From February 1944 the operational command was the Supreme Headquarters Allied Expeditionary Force (SHAEF) which as an Allied command also had operational control of British, American, and all other allied land forces and tactical airforces in the European theatre. Until SHAEF was operational ETOUSA liaised closely with the British in the planning and organising of Operation Overlord.

U.S. General Dwight D. Eisenhower had multiple command appointments; he replaced Chaney in late June 1942, but in November he also commanded the Allied forces in Operation Torch through AFHQ. Operation Torch—the invasion of French North Africa—involving the 9th, 3rd Infantry and the 2nd Armored Divisions, initiated on 8 November 1942, was the first ground combat operations for the United States in the European theater of World War II.

Eisenhower then relinquished command of ETOUSA to Lt. Gen. Frank Maxwell Andrews in February 1943, who was killed in an air crash in May. He was replaced by Lt. Gen. Jacob L. Devers, former Chief of the Armored Force. In December 1943 it was announced that Eisenhower would be Supreme Allied Commander in Europe. In January 1944 he resumed command of ETOUSA and the following month was officially designated as the Supreme Commander of the Allied Expeditionary Forces. (Note that Supreme Headquarters of the Allied Expeditionary Forces (SHAEF) was the headquarters of the Commander of the Allied Expeditionary Forces, whereas the AFHQ was the headquarters of only the Allied forces.) He served in a dual role until the end of hostilities in Europe in May 1945. From February 1944, SHAEF was the operational command and ETOUSA administrative command.

Some units were transferred between operational commands and administrative commands at different times. For example, the American 6th Army Group, which was set up under the Mediterranean Theater of Operations, commanded by Devers, to oversee Operation Dragoon, the invasion of Southern France between Toulon and Cannes, was passed to SHAEF (and into ETO) a month after the invasion which took place on 15 August 1944.

By the end of 1944, Eisenhower, through SHAEF, commanded three powerful Allied army groups. In the north British 21st Army Group commanded by Field Marshal Bernard Montgomery ("Monty"), in the middle the American 12th Army Group commanded by General Omar N. Bradley, and in the South the American 6th Army Group commanded by Devers. The British 21st Army Group and French elements of the 6th Army Group were not part of ETOUSA, but by that stage of the war most of the operational forces under the command of SHAEF were American.

The ETOUSA planning staff in London was usually referred to by its Army Post Office number, "APO 887". After the war in Europe ended on May 8, 1945, ETOUSA became briefly U.S. Armed Forces Europe, then U.S. Forces, European Theater (USFET), and then, eventually, United States Army Europe.

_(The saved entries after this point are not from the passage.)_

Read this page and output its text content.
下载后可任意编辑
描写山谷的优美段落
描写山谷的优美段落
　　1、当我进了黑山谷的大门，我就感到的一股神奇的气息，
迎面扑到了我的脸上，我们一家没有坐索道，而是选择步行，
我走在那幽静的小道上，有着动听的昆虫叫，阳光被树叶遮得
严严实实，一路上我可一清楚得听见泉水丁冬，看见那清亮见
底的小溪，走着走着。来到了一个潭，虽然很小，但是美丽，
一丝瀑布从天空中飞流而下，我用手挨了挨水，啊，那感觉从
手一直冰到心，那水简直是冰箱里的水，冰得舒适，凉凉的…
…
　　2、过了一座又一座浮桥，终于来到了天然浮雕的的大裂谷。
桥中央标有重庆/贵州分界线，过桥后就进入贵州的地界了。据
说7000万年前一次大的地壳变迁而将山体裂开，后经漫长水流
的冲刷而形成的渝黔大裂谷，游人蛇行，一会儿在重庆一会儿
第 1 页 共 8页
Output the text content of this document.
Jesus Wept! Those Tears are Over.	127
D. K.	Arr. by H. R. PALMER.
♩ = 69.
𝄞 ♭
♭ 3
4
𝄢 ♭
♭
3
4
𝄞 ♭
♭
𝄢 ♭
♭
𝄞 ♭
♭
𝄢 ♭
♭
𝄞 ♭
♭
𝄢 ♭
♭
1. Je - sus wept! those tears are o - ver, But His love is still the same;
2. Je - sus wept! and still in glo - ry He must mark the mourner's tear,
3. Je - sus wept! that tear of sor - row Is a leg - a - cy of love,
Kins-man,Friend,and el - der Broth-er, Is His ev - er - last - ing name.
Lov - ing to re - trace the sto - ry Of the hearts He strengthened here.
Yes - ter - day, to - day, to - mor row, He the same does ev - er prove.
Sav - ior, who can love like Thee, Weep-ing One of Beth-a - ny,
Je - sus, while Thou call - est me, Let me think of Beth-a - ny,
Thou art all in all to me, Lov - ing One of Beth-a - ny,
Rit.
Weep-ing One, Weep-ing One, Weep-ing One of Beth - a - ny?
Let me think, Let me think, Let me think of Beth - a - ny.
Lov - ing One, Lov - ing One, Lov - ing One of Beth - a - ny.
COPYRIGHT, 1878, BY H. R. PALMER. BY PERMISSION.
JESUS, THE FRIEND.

Albert Coady Wedemeyer was chief author of the Victory Program, published three months before the U.S. entered the war in 1941, which advocated the defeat of the German armies on the European continent. When the U.S. entered the war after the Japanese bombed Pearl Harbor on 7 December 1941 and the U.S. was at war with both Japan and Germany, a "Europe first" a modified version of his plan was adopted by U.S. president Franklin D. Roosevelt and British prime minister Winston Churchill. Under the German first policy, the plan was expanded to include the blueprint for the Normandy landings.

==Successor organizations==
ETOUSA became United States Forces European Theater (USFET) from 1 July 1945 to 15 March 1947; and then European Command (EUCOM) 15 March 1947 to 1 August 1952.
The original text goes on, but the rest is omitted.